Evidently Tyler could ride a unicycle and play the violin. Simultaneously. And this interesting fragment of Tyler’s life is one of the movements.
It has a jaunty violin solo and whimsical chorus. It’s the most lighthearted of the movements– invoking the charm and craziness of this skill set in Tyler’s life.
But the piece goes beyond that.
While the movement is not very difficult harmonically or melodically, it somehow manages to capture the joy of this part of Tyler’s short life. And then the lyrics (again not complex) add so many layers to the song.
In a few short lines, the song suddenly transforms from storytelling into an allegory for life in general. Like when it speaks to the disaster of wiping out “so I pedal even faster like I never had a doubt.”
And then the lyrics speak to spirituality.

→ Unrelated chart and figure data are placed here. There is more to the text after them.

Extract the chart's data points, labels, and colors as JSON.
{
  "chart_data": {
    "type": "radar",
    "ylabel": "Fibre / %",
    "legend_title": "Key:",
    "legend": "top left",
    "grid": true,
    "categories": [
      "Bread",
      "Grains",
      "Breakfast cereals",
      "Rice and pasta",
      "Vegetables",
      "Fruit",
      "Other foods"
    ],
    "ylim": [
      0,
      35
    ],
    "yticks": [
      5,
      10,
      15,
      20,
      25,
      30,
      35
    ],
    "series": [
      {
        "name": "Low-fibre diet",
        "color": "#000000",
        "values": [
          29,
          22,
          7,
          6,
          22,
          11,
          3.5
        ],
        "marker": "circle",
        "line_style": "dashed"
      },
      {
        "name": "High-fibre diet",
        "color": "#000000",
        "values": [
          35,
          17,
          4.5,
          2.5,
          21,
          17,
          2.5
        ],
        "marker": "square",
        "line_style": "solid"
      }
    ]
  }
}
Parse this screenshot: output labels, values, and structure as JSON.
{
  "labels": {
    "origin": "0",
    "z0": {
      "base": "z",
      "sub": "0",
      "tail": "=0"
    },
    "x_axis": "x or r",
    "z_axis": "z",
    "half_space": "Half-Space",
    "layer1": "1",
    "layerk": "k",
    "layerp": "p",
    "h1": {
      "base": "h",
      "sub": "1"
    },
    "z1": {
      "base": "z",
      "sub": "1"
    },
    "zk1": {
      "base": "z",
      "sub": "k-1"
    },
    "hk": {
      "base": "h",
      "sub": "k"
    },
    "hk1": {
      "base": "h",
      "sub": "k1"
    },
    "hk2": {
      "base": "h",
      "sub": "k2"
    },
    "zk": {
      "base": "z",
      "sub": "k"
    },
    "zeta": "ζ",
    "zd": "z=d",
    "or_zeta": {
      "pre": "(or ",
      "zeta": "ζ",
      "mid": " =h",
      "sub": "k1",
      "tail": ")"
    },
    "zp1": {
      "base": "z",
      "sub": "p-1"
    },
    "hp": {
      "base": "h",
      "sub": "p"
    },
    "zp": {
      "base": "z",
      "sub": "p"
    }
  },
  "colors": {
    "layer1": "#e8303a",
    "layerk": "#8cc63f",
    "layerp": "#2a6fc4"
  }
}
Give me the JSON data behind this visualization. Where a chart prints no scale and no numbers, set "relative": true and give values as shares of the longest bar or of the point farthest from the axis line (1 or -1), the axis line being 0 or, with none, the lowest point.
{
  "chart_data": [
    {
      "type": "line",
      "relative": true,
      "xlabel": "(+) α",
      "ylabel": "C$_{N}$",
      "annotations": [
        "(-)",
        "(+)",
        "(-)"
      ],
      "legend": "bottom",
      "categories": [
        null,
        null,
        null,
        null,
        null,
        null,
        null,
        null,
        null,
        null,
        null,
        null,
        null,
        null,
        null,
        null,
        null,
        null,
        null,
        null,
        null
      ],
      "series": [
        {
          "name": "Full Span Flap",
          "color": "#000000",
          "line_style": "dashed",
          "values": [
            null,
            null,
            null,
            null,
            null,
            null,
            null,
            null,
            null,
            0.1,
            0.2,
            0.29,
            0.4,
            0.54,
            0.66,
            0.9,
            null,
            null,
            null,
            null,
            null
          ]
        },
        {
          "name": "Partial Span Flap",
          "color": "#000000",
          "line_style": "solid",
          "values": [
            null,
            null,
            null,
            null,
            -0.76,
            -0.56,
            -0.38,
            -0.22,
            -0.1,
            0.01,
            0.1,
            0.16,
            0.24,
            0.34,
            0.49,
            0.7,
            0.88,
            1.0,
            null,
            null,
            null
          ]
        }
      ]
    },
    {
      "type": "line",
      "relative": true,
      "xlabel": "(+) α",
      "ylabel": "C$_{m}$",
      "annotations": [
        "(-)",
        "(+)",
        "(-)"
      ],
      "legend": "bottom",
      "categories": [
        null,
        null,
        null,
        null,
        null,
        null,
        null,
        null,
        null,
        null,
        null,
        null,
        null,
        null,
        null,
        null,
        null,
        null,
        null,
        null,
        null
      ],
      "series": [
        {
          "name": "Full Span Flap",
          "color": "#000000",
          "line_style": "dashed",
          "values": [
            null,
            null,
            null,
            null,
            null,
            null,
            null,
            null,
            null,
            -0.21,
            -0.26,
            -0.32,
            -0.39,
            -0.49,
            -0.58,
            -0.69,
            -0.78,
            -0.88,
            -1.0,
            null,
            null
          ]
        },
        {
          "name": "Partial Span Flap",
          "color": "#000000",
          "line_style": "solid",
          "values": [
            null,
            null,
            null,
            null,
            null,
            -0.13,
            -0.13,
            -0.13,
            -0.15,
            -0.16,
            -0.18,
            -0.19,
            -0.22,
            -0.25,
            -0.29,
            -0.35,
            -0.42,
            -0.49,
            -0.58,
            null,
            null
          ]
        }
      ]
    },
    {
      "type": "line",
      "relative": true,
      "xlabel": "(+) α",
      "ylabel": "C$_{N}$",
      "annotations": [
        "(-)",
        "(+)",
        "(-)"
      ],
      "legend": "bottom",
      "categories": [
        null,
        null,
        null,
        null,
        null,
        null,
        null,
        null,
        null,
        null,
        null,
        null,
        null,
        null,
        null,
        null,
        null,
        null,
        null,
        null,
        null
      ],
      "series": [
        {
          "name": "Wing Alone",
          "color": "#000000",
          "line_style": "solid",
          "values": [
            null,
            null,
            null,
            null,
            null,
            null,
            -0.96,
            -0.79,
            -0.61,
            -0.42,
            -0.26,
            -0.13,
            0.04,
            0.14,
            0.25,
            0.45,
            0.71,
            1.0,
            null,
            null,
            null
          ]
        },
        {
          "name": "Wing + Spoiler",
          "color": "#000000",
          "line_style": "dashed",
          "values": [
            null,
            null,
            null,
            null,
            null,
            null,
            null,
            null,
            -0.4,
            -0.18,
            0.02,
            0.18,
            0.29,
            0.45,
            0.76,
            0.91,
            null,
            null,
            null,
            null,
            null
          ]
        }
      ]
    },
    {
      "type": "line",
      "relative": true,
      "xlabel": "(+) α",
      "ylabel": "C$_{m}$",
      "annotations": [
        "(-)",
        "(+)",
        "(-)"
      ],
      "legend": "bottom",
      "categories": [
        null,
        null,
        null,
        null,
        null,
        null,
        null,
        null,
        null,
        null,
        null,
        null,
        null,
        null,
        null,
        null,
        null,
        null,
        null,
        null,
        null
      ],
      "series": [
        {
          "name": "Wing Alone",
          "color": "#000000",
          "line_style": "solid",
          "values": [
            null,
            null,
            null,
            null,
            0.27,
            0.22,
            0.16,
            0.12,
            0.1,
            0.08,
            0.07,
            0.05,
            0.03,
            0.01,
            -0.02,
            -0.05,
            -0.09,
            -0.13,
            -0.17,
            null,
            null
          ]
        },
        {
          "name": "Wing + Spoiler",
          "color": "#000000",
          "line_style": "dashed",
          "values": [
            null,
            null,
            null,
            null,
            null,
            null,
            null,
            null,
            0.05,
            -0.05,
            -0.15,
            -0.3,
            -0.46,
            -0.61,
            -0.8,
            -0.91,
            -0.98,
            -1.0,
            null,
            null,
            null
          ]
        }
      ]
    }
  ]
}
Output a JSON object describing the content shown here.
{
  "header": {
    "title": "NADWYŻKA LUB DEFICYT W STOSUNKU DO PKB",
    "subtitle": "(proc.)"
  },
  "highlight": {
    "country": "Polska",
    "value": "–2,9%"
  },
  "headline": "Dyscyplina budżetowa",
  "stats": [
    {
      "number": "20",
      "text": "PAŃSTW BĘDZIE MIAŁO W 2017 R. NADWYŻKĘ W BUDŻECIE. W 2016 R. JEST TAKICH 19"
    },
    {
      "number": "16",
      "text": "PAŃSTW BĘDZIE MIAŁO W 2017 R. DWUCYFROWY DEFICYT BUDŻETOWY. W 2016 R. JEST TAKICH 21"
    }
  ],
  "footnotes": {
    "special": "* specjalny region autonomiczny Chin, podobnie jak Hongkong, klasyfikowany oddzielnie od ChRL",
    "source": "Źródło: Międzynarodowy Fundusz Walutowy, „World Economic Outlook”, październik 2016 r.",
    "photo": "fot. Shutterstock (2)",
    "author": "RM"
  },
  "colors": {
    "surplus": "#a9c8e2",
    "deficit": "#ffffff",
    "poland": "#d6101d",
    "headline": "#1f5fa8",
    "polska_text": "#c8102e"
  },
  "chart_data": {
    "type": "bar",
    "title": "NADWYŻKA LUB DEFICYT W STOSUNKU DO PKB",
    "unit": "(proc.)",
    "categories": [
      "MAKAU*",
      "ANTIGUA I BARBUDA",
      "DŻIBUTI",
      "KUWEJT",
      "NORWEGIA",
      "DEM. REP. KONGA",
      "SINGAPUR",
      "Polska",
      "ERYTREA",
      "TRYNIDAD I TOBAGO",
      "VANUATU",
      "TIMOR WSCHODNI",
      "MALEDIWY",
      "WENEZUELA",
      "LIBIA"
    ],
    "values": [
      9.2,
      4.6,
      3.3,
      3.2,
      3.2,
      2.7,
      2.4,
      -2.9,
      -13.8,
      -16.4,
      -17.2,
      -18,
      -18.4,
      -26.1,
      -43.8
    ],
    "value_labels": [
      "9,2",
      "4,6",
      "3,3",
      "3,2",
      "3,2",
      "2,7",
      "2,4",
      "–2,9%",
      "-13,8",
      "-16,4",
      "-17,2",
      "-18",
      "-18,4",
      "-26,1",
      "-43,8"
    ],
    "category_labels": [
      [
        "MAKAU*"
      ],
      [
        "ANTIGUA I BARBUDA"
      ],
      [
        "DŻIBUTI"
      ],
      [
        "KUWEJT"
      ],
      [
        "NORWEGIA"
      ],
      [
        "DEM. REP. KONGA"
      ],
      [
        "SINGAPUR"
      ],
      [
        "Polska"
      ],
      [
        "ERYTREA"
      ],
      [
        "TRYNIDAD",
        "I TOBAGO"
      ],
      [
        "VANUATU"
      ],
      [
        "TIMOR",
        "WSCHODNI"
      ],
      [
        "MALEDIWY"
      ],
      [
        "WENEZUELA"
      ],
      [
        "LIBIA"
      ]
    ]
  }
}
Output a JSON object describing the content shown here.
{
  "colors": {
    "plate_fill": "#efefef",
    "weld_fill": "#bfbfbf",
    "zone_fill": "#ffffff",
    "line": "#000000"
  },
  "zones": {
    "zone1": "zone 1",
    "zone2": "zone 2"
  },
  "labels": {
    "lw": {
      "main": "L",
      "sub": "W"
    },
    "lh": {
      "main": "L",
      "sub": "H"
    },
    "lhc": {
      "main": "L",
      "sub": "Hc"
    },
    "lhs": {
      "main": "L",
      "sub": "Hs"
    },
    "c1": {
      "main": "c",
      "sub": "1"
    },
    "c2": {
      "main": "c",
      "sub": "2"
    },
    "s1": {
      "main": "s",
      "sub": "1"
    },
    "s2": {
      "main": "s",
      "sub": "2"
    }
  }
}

“There’s a thread that they can’t see– running through the fiddle, wheel and me. Rising up above the trees… above the clouds, to heaven… from me.”
The first time I heard this song, I just burst out crying. It speaks to this quirky boy with unusual talents trying to keep it all balanced and upright while pedaling like mad through life.
And now he’s gone.
And I, for one, think there should be more unicycling violinists in the world, and we are all the poorer from the loss.